Q: Appeal taken from denial of plaintiff's motion to set aside dismissal against doctor.
How from legal prospective plaintiff's dismissal of the case based on informal promise of doctor to amend records could be misrepresented as "not inadvertent" mistake? Plaintiff acted in good faith, after medical evidences were presented to doctor. Doctor committed fraud, not plaintiff.
A:
From a legal standpoint in California, your dismissal based on the doctor's informal promise could be challenged as "not inadvertent" if there was no formal, written agreement documenting the doctor's commitment to amend the records. Courts typically require clear documentation of such agreements to prevent misunderstandings or disputes later.
Your good faith actions and the presentation of medical evidence are important factors, but without proper documentation of the agreement, it might appear that you voluntarily dismissed the case without securing legally binding assurances. The court might view this as a deliberate choice rather than a mistake, even though you were acting on what you believed to be a sincere promise.

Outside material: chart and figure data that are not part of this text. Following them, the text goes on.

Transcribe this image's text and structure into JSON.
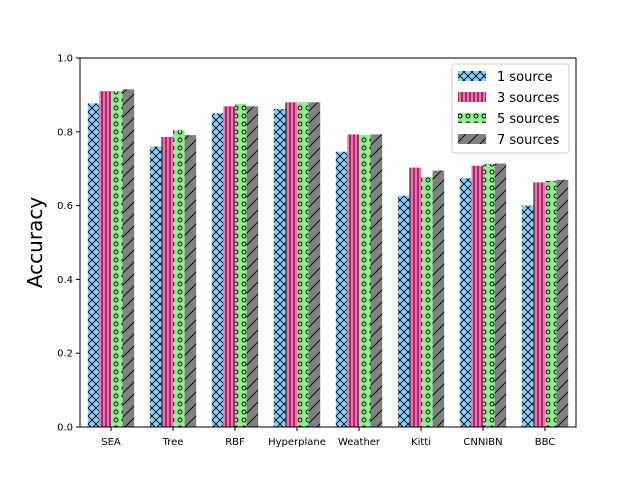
{
  "chart_data": {
    "type": "bar",
    "title": "",
    "xlabel": "",
    "ylabel": "Accuracy",
    "ylim": [
      0,
      1.0
    ],
    "yticks": [
      0.0,
      0.2,
      0.4,
      0.6,
      0.8,
      1.0
    ],
    "ytick_labels": [
      "0.0",
      "0.2",
      "0.4",
      "0.6",
      "0.8",
      "1.0"
    ],
    "grid": false,
    "legend_position": "top-right",
    "categories": [
      "SEA",
      "Tree",
      "RBF",
      "Hyperplane",
      "Weather",
      "Kitti",
      "CNNIBN",
      "BBC"
    ],
    "series": [
      {
        "name": "1 source",
        "color": "#87cefa",
        "hatch": "crosshatch",
        "values": [
          0.877,
          0.76,
          0.85,
          0.862,
          0.746,
          0.627,
          0.674,
          0.6
        ]
      },
      {
        "name": "3 sources",
        "color": "#ff69b4",
        "hatch": "vertical",
        "values": [
          0.91,
          0.786,
          0.869,
          0.88,
          0.793,
          0.703,
          0.708,
          0.663
        ]
      },
      {
        "name": "5 sources",
        "color": "#90ee90",
        "hatch": "circles",
        "values": [
          0.91,
          0.804,
          0.876,
          0.88,
          0.792,
          0.678,
          0.713,
          0.667
        ]
      },
      {
        "name": "7 sources",
        "color": "#808080",
        "hatch": "diagonal",
        "values": [
          0.915,
          0.791,
          0.869,
          0.88,
          0.793,
          0.695,
          0.714,
          0.67
        ]
      }
    ]
  }
}
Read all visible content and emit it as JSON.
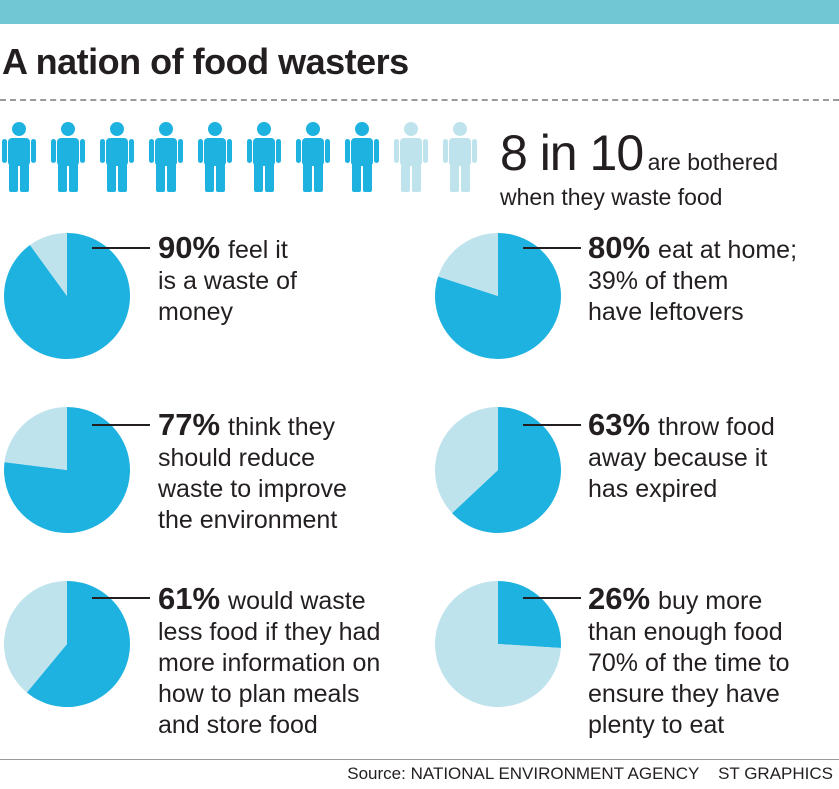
{
  "title": "A nation of food wasters",
  "colors": {
    "filled": "#1eb2e0",
    "remainder": "#bfe3ec",
    "top_bar": "#72c7d4"
  },
  "people_icons": {
    "total": 10,
    "highlighted": 8,
    "icon": "person-icon"
  },
  "headline_stat": {
    "number": "8 in 10",
    "text1": "are bothered",
    "text2": "when they waste food"
  },
  "chart_data": [
    {
      "type": "pie",
      "label": "90%",
      "values": [
        90,
        10
      ],
      "lines": [
        "feel it",
        "is a waste of",
        "money"
      ]
    },
    {
      "type": "pie",
      "label": "80%",
      "values": [
        80,
        20
      ],
      "lines": [
        "eat at home;",
        "39% of them",
        "have leftovers"
      ]
    },
    {
      "type": "pie",
      "label": "77%",
      "values": [
        77,
        23
      ],
      "lines": [
        "think they",
        "should reduce",
        "waste to improve",
        "the environment"
      ]
    },
    {
      "type": "pie",
      "label": "63%",
      "values": [
        63,
        37
      ],
      "lines": [
        "throw food",
        "away because it",
        "has expired"
      ]
    },
    {
      "type": "pie",
      "label": "61%",
      "values": [
        61,
        39
      ],
      "lines": [
        "would waste",
        "less food if they had",
        "more information on",
        "how to plan meals",
        "and store food"
      ]
    },
    {
      "type": "pie",
      "label": "26%",
      "values": [
        26,
        74
      ],
      "lines": [
        "buy more",
        "than enough food",
        "70% of the time to",
        "ensure they have",
        "plenty to eat"
      ]
    }
  ],
  "source": {
    "label": "Source:",
    "agency": "NATIONAL ENVIRONMENT AGENCY",
    "credit": "ST GRAPHICS"
  }
}
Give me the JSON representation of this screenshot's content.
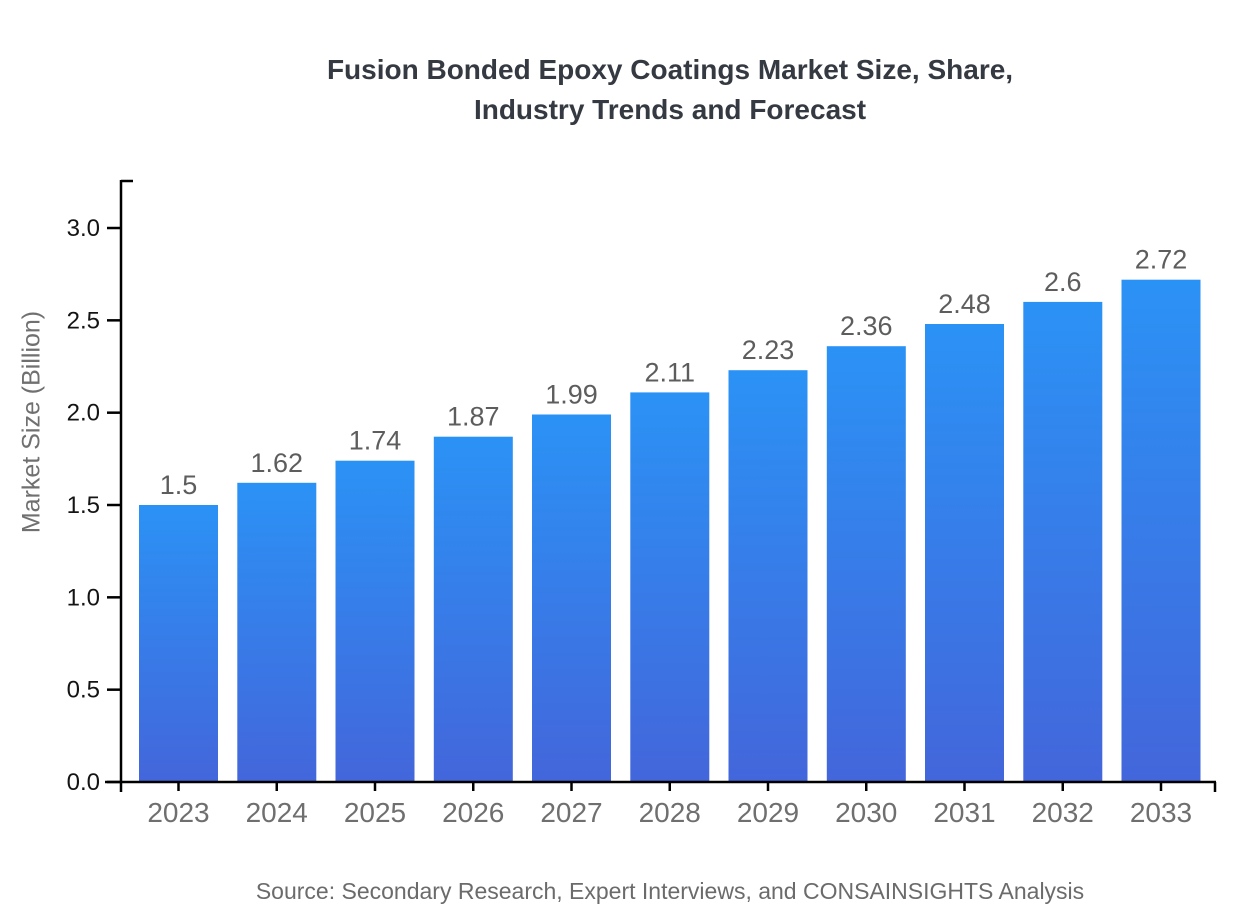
{
  "header": {
    "title_line1": "Fusion Bonded Epoxy Coatings Market Size, Share,",
    "title_line2": "Industry Trends and Forecast"
  },
  "footer": {
    "source_text": "Source: Secondary Research, Expert Interviews, and CONSAINSIGHTS Analysis"
  },
  "chart_data": {
    "type": "bar",
    "title": "Fusion Bonded Epoxy Coatings Market Size, Share, Industry Trends and Forecast",
    "categories": [
      "2023",
      "2024",
      "2025",
      "2026",
      "2027",
      "2028",
      "2029",
      "2030",
      "2031",
      "2032",
      "2033"
    ],
    "values": [
      1.5,
      1.62,
      1.74,
      1.87,
      1.99,
      2.11,
      2.23,
      2.36,
      2.48,
      2.6,
      2.72
    ],
    "value_labels": [
      "1.5",
      "1.62",
      "1.74",
      "1.87",
      "1.99",
      "2.11",
      "2.23",
      "2.36",
      "2.48",
      "2.6",
      "2.72"
    ],
    "xlabel": "",
    "ylabel": "Market Size (Billion)",
    "ylim": [
      0,
      3.26
    ],
    "yticks": [
      0,
      0.5,
      1,
      1.5,
      2,
      2.5,
      3
    ],
    "ytick_labels": [
      "0.0",
      "0.5",
      "1.0",
      "1.5",
      "2.0",
      "2.5",
      "3.0"
    ],
    "grid": false,
    "legend": "none",
    "colors": {
      "bar_gradient_top": "#2B92F5",
      "bar_gradient_bottom": "#4366DB",
      "axis": "#000000",
      "ytick_label": "#141414",
      "xtick_label": "#6f6f6f",
      "value_label": "#5d5d5d",
      "title": "#353a42",
      "source": "#6b6b6b"
    }
  }
}
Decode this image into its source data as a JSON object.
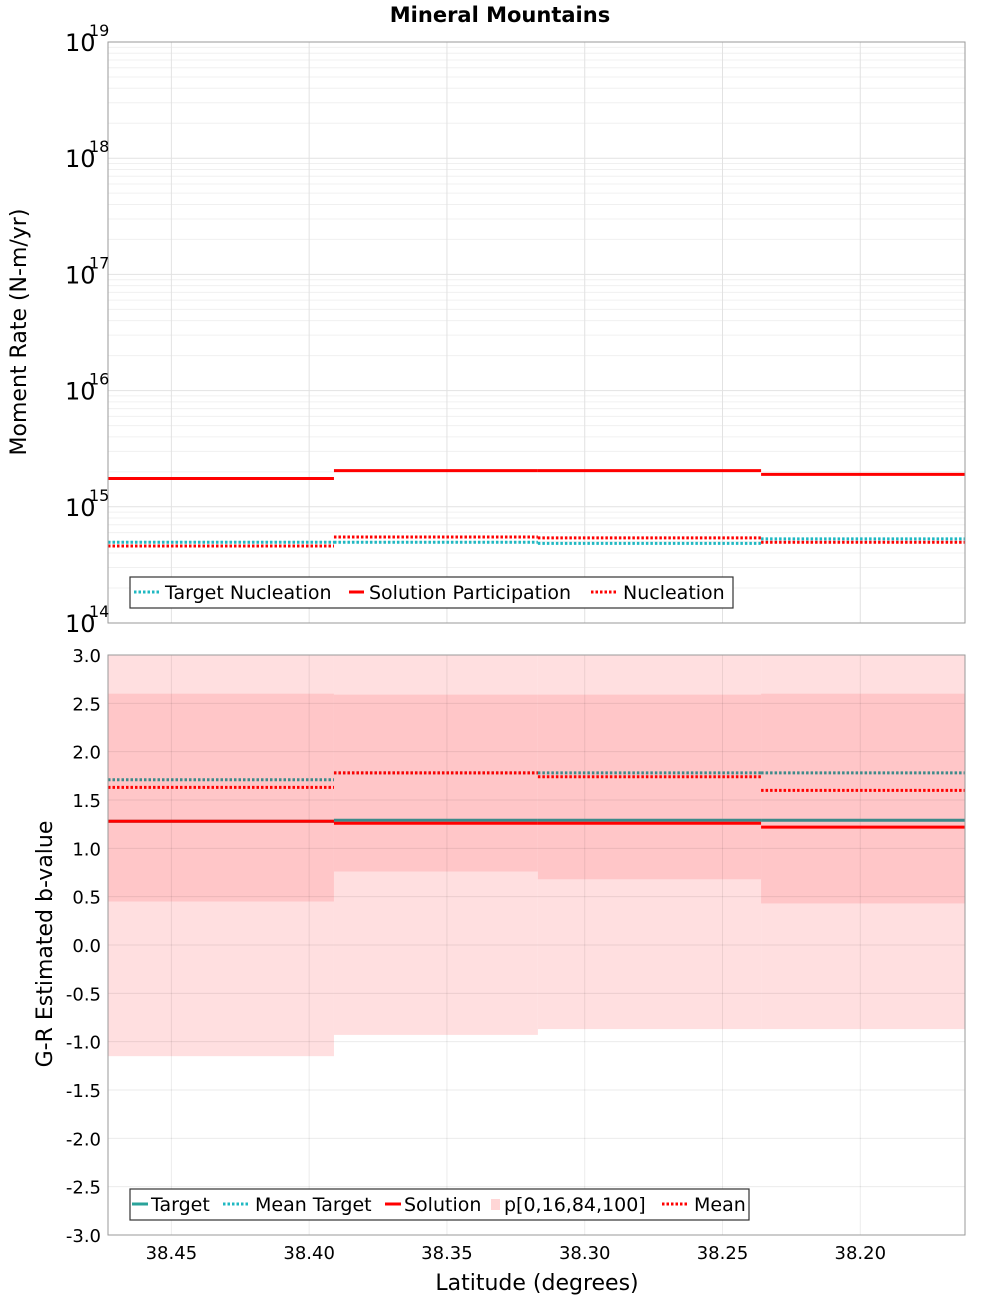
{
  "chart_data": [
    {
      "type": "line",
      "drawstyle": "steps",
      "title": "Mineral Mountains",
      "xlabel": "",
      "ylabel": "Moment Rate (N-m/yr)",
      "yscale": "log",
      "ylim": [
        100000000000000.0,
        1e+19
      ],
      "xlim": [
        38.473,
        38.162
      ],
      "x_inverted": true,
      "x_ticks": [
        38.45,
        38.4,
        38.35,
        38.3,
        38.25,
        38.2
      ],
      "y_ticks": [
        {
          "base": "10",
          "exp": "14",
          "value": 100000000000000.0
        },
        {
          "base": "10",
          "exp": "15",
          "value": 1000000000000000.0
        },
        {
          "base": "10",
          "exp": "16",
          "value": 1e+16
        },
        {
          "base": "10",
          "exp": "17",
          "value": 1e+17
        },
        {
          "base": "10",
          "exp": "18",
          "value": 1e+18
        },
        {
          "base": "10",
          "exp": "19",
          "value": 1e+19
        }
      ],
      "bin_edges": [
        38.473,
        38.391,
        38.317,
        38.236,
        38.162
      ],
      "series": [
        {
          "name": "Target Nucleation",
          "style": "dotted",
          "color": "#1fb8c2",
          "values": [
            495000000000000.0,
            495000000000000.0,
            485000000000000.0,
            530000000000000.0
          ]
        },
        {
          "name": "Solution Participation",
          "style": "solid",
          "color": "#ff0000",
          "values": [
            1750000000000000.0,
            2050000000000000.0,
            2050000000000000.0,
            1900000000000000.0
          ]
        },
        {
          "name": "Nucleation",
          "style": "dotted",
          "color": "#ff0000",
          "values": [
            460000000000000.0,
            550000000000000.0,
            540000000000000.0,
            495000000000000.0
          ]
        }
      ],
      "legend": {
        "position": "bottom-left",
        "labels": [
          "Target Nucleation",
          "Solution Participation",
          "Nucleation"
        ]
      }
    },
    {
      "type": "line",
      "drawstyle": "steps",
      "title": "",
      "xlabel": "Latitude (degrees)",
      "ylabel": "G-R Estimated b-value",
      "ylim": [
        -3.0,
        3.0
      ],
      "xlim": [
        38.473,
        38.162
      ],
      "x_inverted": true,
      "x_ticks": [
        38.45,
        38.4,
        38.35,
        38.3,
        38.25,
        38.2
      ],
      "y_ticks": [
        {
          "value": 3.0,
          "label": "3.0"
        },
        {
          "value": 2.5,
          "label": "2.5"
        },
        {
          "value": 2.0,
          "label": "2.0"
        },
        {
          "value": 1.5,
          "label": "1.5"
        },
        {
          "value": 1.0,
          "label": "1.0"
        },
        {
          "value": 0.5,
          "label": "0.5"
        },
        {
          "value": 0.0,
          "label": "0.0"
        },
        {
          "value": -0.5,
          "label": "-0.5"
        },
        {
          "value": -1.0,
          "label": "-1.0"
        },
        {
          "value": -1.5,
          "label": "-1.5"
        },
        {
          "value": -2.0,
          "label": "-2.0"
        },
        {
          "value": -2.5,
          "label": "-2.5"
        },
        {
          "value": -3.0,
          "label": "-3.0"
        }
      ],
      "bin_edges": [
        38.473,
        38.391,
        38.317,
        38.236,
        38.162
      ],
      "bands": {
        "name": "p[0,16,84,100]",
        "color": "#ff6b6b",
        "p0": [
          -1.15,
          -0.93,
          -0.87,
          -0.87
        ],
        "p16": [
          0.45,
          0.76,
          0.68,
          0.43
        ],
        "p84": [
          2.6,
          2.59,
          2.59,
          2.6
        ],
        "p100": [
          3.0,
          3.0,
          3.0,
          3.0
        ]
      },
      "series": [
        {
          "name": "Target",
          "style": "solid",
          "color": "#3d8a8a",
          "values": [
            1.28,
            1.29,
            1.29,
            1.29
          ]
        },
        {
          "name": "Mean Target",
          "style": "dotted",
          "color": "#3d8a8a",
          "values": [
            1.71,
            1.78,
            1.78,
            1.78
          ]
        },
        {
          "name": "Solution",
          "style": "solid",
          "color": "#ff0000",
          "values": [
            1.28,
            1.26,
            1.26,
            1.22
          ]
        },
        {
          "name": "Mean",
          "style": "dotted",
          "color": "#ff0000",
          "values": [
            1.63,
            1.78,
            1.74,
            1.6
          ]
        }
      ],
      "legend": {
        "position": "bottom-left",
        "labels": [
          "Target",
          "Mean Target",
          "Solution",
          "p[0,16,84,100]",
          "Mean"
        ]
      }
    }
  ]
}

To strengthen your position, you'll need to gather evidence of the doctor's promise and any communications that led to your decision to dismiss. This could include emails, text messages, or witnesses who were present during discussions. Additionally, documenting the doctor's subsequent refusal to amend the records and any pattern of misrepresentation would help demonstrate that you were misled into dismissing the case, supporting your argument that the dismissal was indeed inadvertent and based on fraudulent representations.